# `CatBoost` vs `Light GBM` vs `XGBoost`

In [None]:
!pip install -q hvplot

In [None]:
import pandas as pd
import numpy as np
from time import time
import hvplot.pandas

import matplotlib.pyplot as plt

In [None]:
data = pd.read_csv('/kaggle/input/college-data/data.csv')
data.head()

In [None]:
data.loc[data.grad_rate > 100, 'grad_rate'] = 100

In [None]:
accuracy = {}
speed = {}

X = data.drop('private', axis=1)
y = data.private

# 1. Scikit-Learn

In [None]:
from sklearn.ensemble import GradientBoostingClassifier
from sklearn.model_selection import cross_val_score
from sklearn.model_selection import RepeatedStratifiedKFold

model = GradientBoostingClassifier()

start = time()
cv = RepeatedStratifiedKFold(n_splits=5, n_repeats=5, random_state=42)
score = cross_val_score(model, X, y, scoring='accuracy', cv=cv, n_jobs=-1)

speed['GradientBoosting'] = np.round(time() - start, 3)
accuracy['GradientBoosting'] = (np.mean(score) * 100).round(3)

print(f"Mean Accuracy: {accuracy['GradientBoosting']}\nSTD: {np.std(score):.3f}\nRun Time: {speed['GradientBoosting']}s")

# 2. XGBoost

In [None]:
from xgboost import XGBClassifier

model = XGBClassifier()

start = time()
cv = RepeatedStratifiedKFold(n_splits=5, n_repeats=5, random_state=42)
score = cross_val_score(model, X, y, scoring='accuracy', cv=cv, n_jobs=-1)

speed['XGBoost'] = np.round(time() - start, 3)
accuracy['XGBoost'] = (np.mean(score) * 100).round(3)

print(f"Mean Accuracy: {accuracy['XGBoost']}\nSTD: {np.std(score):.3f}\nRun Time: {speed['XGBoost']}s")

# 3. LightGBM

In [None]:
from lightgbm import LGBMClassifier

model = LGBMClassifier()

start = time()
cv = RepeatedStratifiedKFold(n_splits=5, n_repeats=5, random_state=42)
score = cross_val_score(model, X, y, scoring='accuracy', cv=cv, n_jobs=-1)

speed['LGBM'] = np.round(time() - start, 3)
accuracy['LGBM'] = (np.mean(score) * 100).round(3)

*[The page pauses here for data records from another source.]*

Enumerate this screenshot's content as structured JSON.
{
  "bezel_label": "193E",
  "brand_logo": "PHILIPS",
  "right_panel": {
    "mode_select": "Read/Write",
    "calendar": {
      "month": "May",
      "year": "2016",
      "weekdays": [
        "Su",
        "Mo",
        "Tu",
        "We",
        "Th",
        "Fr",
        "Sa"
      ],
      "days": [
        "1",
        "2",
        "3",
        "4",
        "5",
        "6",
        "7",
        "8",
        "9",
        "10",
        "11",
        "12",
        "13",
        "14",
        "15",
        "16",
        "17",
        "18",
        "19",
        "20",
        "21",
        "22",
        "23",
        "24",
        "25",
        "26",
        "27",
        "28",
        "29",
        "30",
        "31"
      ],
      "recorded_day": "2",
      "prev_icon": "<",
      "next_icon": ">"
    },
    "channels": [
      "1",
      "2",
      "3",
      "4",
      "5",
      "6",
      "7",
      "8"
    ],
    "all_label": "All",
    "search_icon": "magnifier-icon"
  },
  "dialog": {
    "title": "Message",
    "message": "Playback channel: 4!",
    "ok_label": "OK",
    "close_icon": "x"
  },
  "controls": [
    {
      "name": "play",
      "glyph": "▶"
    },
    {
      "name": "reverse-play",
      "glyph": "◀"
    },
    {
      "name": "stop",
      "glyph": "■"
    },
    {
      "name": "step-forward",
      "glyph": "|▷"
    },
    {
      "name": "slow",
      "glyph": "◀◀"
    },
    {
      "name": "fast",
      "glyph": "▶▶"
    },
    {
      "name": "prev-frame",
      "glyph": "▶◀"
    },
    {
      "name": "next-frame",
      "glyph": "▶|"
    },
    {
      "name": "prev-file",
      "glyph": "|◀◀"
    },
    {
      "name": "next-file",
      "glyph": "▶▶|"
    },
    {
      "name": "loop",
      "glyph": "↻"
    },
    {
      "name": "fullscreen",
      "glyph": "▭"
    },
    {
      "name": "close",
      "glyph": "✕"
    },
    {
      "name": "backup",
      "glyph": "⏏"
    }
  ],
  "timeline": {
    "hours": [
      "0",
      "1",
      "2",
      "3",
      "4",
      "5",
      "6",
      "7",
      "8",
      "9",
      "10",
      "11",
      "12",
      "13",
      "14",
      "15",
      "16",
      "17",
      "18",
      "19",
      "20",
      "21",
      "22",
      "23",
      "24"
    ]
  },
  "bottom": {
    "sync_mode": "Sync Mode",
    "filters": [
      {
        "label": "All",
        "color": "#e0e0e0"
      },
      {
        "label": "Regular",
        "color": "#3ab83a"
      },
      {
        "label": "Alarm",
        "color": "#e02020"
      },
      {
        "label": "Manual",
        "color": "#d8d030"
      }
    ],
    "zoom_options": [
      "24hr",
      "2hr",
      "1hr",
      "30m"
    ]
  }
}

print(f"Mean Accuracy: {accuracy['LGBM']}\nSTD: {np.std(score):.3f}\nRun Time: {speed['LGBM']}s")

# 4. CatBoost

In [None]:
from catboost import CatBoostClassifier

model = CatBoostClassifier()

start = time()
cv = RepeatedStratifiedKFold(n_splits=5, n_repeats=5, random_state=42)
score = cross_val_score(model, X, y, scoring='accuracy', cv=cv, n_jobs=-1)

speed['CatBoost'] = np.round(time() - start, 3)
accuracy['CatBoost'] = (np.mean(score) * 100).round(3)

print(f"Mean Accuracy: {accuracy['CatBoost']}\nSTD: {np.std(score):.3f}\nRun Time: {speed['CatBoost']}s")

# 5. AdaBoost

In [None]:
from sklearn.ensemble import AdaBoostClassifier

model = AdaBoostClassifier()

start = time()
cv = RepeatedStratifiedKFold(n_splits=5, n_repeats=5, random_state=42)
score = cross_val_score(model, X, y, scoring='accuracy', cv=cv, n_jobs=-1)

speed['AdaBoost'] = np.round(time() - start, 3)
accuracy['AdaBoost'] = (np.mean(score) * 100).round(3)

print(f"Mean Accuracy: {accuracy['AdaBoost']}\nSTD: {np.std(score):.3f}\nRun Time: {speed['AdaBoost']}s")

# 6. Scikit-Learn vs XGBoost vs LightGBM vs CatBoost

In [None]:
for algo, result in accuracy.items():
    print(f"{algo:{20}}: Score: {result}, Speed: {speed[algo]}")

In [None]:
accuracy_df = pd.DataFrame(list(accuracy.items()), columns=['Algorithm', 'Accuracy'])

speed_df = pd.DataFrame(list(speed.items()), columns=['Algorithm', 'Time'])

In [None]:
accuracy_df.hvplot.barh(x='Algorithm', y='Accuracy')

In [None]:
speed_df.hvplot.barh(x='Algorithm', y='Time')